Official and Confidential_ The Secret Life of J. Edgar Hoover - Anthony Summers [33]
Edgar’s attitude filtered down to the ranks and generated crude contempt. Female employees were tolerated, said former Agent Cril Payne, ‘only to perform the boring clerical functions required to keep the Bureau paper flowing. The prevailing attitude seemed to be that it was perfectly all right to bullshit ’em and ball ’em; just don’t tell ’em any secrets …’
Edgar was apparently prejudiced against Jews. In Miami Beach, where he stayed every Christmas, he invariably chose hotels that – until World War II – carried the sign NO JEWS, NO DOGS. He referred to the Irish leader Eamon de Valera, in an early report, as ‘a Portuguese Jew,’ and fifty years later dismissed Robert Mardian, an Assistant Attorney General during the Nixon administration, as ‘that Lebanese Jew.’ In fact, de Valera was part Spanish, but had no Jewish blood, and Mardian was a Christian, of Armenian descent.
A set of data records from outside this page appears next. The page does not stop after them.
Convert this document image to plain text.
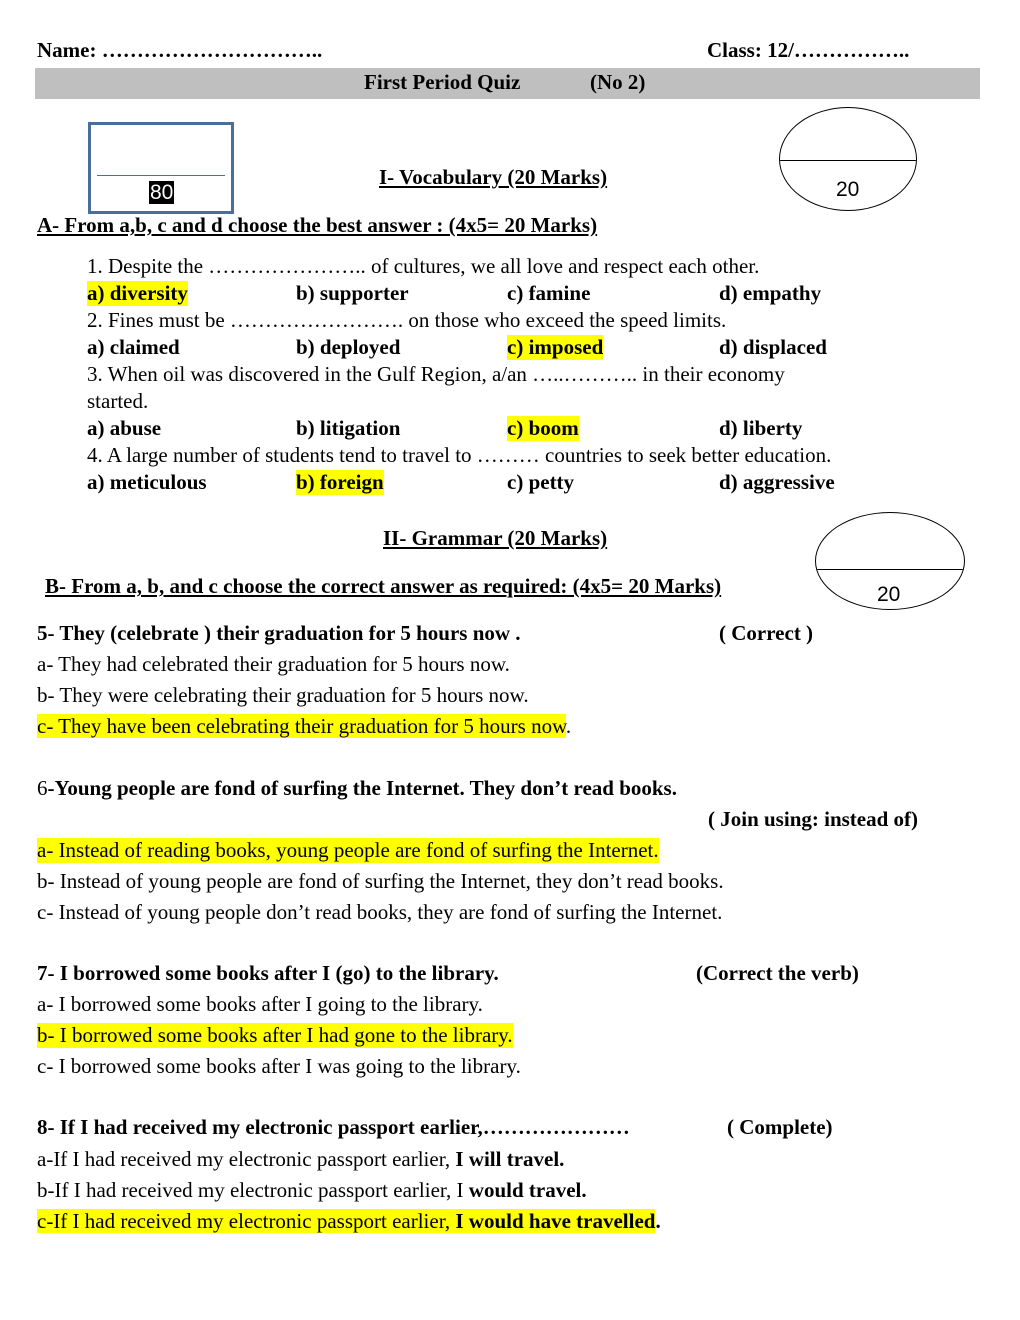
Name: …………………………..	Class: 12/……………..
First Period Quiz	(No 2)
80	20
I- Vocabulary (20 Marks)
A- From a,b, c and d choose the best answer : (4x5= 20 Marks)
1. Despite the ………………….. of cultures, we all love and respect each other.
a) diversity	b) supporter	c) famine	d) empathy
2. Fines must be ……………………. on those who exceed the speed limits.
a) claimed	b) deployed	c) imposed	d) displaced
3. When oil was discovered in the Gulf Region, a/an …..……….. in their economy
started.
a) abuse	b) litigation	c) boom	d) liberty
4. A large number of students tend to travel to ……… countries to seek better education.
a) meticulous	b) foreign	c) petty	d) aggressive
II- Grammar (20 Marks)
20
B- From a, b, and c choose the correct answer as required: (4x5= 20 Marks)
5- They (celebrate ) their graduation for 5 hours now .	( Correct )
a- They had celebrated their graduation for 5 hours now.
b- They were celebrating their graduation for 5 hours now.
c- They have been celebrating their graduation for 5 hours now.
6-Young people are fond of surfing the Internet. They don’t read books.
( Join using: instead of)
a- Instead of reading books, young people are fond of surfing the Internet.
b- Instead of young people are fond of surfing the Internet, they don’t read books.
c- Instead of young people don’t read books, they are fond of surfing the Internet.
7- I borrowed some books after I (go) to the library.	(Correct the verb)
a- I borrowed some books after I going to the library.
b- I borrowed some books after I had gone to the library.
c- I borrowed some books after I was going to the library.
8- If I had received my electronic passport earlier,…………………	( Complete)
a-If I had received my electronic passport earlier, I will travel.
b-If I had received my electronic passport earlier, I would travel.
c-If I had received my electronic passport earlier, I would have travelled.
Over the years, two Jews became Assistant Directors. Jewish employees were given days off to observe religious holidays, and Jews once made up most of the FBI basketball team. Yet Jack Levine, a Jew who joined in 1960, calculated that only one half of one percent of Bureau agents were Jewish. He found pervasive discrimination, including a supervisor who said there was nothing subversive about the American Nazi Party, because ‘all they are against is Jews,’ and an instructor who described an expert witness as ‘a greasy-looking sheenie.’
Edgar hired hardly any Hispanics. ‘The average Mexican,’ he said, ‘is a psychological [sic] liar … They have visions probably of making money.’ ‘You never have to bother about a President being shot by Puerto Ricans or Mexicans,’ he told an interviewer. ‘They don’t shoot very straight. But if they come at you with a knife, beware.’
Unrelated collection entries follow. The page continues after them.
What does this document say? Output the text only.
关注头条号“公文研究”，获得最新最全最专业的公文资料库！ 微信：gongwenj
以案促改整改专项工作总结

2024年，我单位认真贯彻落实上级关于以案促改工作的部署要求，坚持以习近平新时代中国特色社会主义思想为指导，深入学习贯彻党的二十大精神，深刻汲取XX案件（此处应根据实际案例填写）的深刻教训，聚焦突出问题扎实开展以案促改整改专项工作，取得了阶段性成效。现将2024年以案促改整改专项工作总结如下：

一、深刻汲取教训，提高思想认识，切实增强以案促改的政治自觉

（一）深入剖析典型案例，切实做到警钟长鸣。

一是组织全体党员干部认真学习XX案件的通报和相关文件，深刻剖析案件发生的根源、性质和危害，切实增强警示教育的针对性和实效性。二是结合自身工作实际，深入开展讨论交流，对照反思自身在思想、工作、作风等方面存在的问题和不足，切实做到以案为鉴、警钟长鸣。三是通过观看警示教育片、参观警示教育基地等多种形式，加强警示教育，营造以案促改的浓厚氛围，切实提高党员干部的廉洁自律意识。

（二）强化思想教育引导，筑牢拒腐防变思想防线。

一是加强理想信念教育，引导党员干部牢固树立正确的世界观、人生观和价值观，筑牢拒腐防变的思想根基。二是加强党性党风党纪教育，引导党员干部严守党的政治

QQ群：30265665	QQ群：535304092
Edgar had no foreign friends, and had a knee-jerk distrust of anyone from a foreign country. Except for a couple of one-day excursions across the Canadian and Mexican borders, he never traveled outside the United States. He once ruled that Newsweek correspondent Dwight Martin was ‘not acceptable as an interviewer,’ because his Chinese wife, from Hong Kong, had met American naval officers while working as a tailor’s assistant.
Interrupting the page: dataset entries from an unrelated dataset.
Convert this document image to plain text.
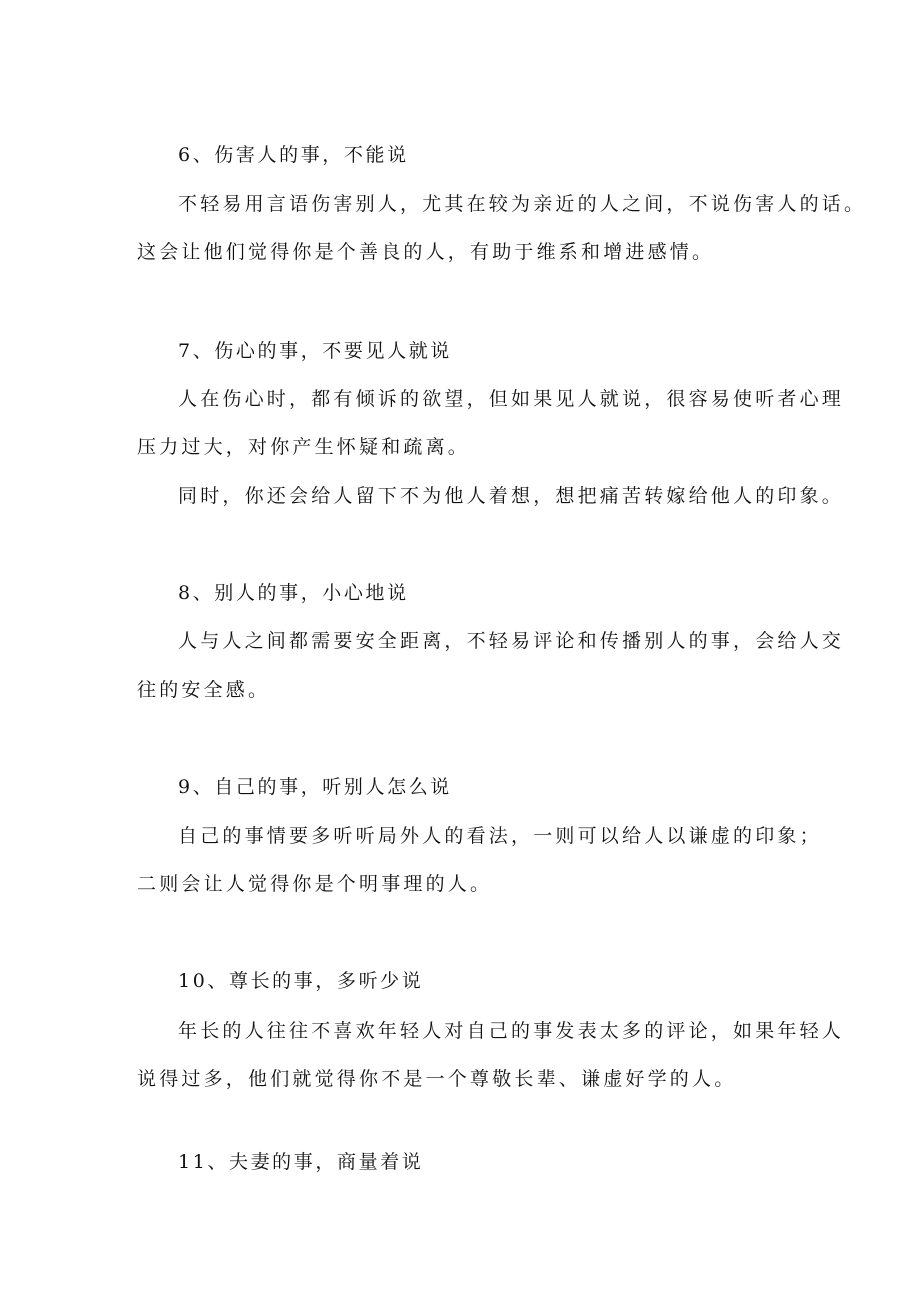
6、伤害人的事，不能说

不轻易用言语伤害别人，尤其在较为亲近的人之间，不说伤害人的话。

这会让他们觉得你是个善良的人，有助于维系和增进感情。

7、伤心的事，不要见人就说

人在伤心时，都有倾诉的欲望，但如果见人就说，很容易使听者心理

压力过大，对你产生怀疑和疏离。

同时，你还会给人留下不为他人着想，想把痛苦转嫁给他人的印象。

8、别人的事，小心地说

人与人之间都需要安全距离，不轻易评论和传播别人的事，会给人交

往的安全感。

9、自己的事，听别人怎么说

自己的事情要多听听局外人的看法，一则可以给人以谦虚的印象；

二则会让人觉得你是个明事理的人。

10、尊长的事，多听少说

年长的人往往不喜欢年轻人对自己的事发表太多的评论，如果年轻人

说得过多，他们就觉得你不是一个尊敬长辈、谦虚好学的人。

11、夫妻的事，商量着说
‘I guess he was afraid she was a spy,’ said Martin’s colleague Ben Bradlee. ‘It was so stupid. But the really ridiculous thing was the fact that he had that sort of investigation done on a decent, respected reporter just because he’d requested an interview.’
As for black agents, Edgar’s attitude was that of most white southerners of his generation. ‘Coloreds’ were fine as the help, but they were to be excluded from the professions. The notion that law enforcement officers should address black people courteously seemed outlandish to him as late as 1966. ‘Instead of saying, “Boy, come here!”’ he noted scornfully, ‘they want to be addressed as Mr …’
Edgar kept the Bureau in a state of apartheid as long as he possibly could. There was one black agent when he took office, an ‘Uncle Tom’ figure called James Amos, who had started out looking after President Theodore Roosevelt’s children. He had become an agent thanks to Edgar’s predecessor, William Burns, and was used as a penetration agent against black activists. Amos was the first black agent, and would have been the last had Edgar had his way.
Of nine black men who rose from the lower grades in Edgar’s first forty years, five served as his personal lackeys.1 Edgar’s first flunkey was Sam Noisette, who moved up from messenger to become the keeper of his office door. Each morning, when a buzzer alerted him to his master’s arrival in the basement garage, Noisette would wait poised to greet him at the elevator. He stayed on hand until Edgar left at night, obsequious to a fault, addressing visitors in a suitably ‘darkey’ accent.
Noisette was a competent artist, and Edgar encouraged him. His painting of the Director’s dog, Spee De Bozo, hung in Edgar’s home, and others were displayed in the anteroom at the office.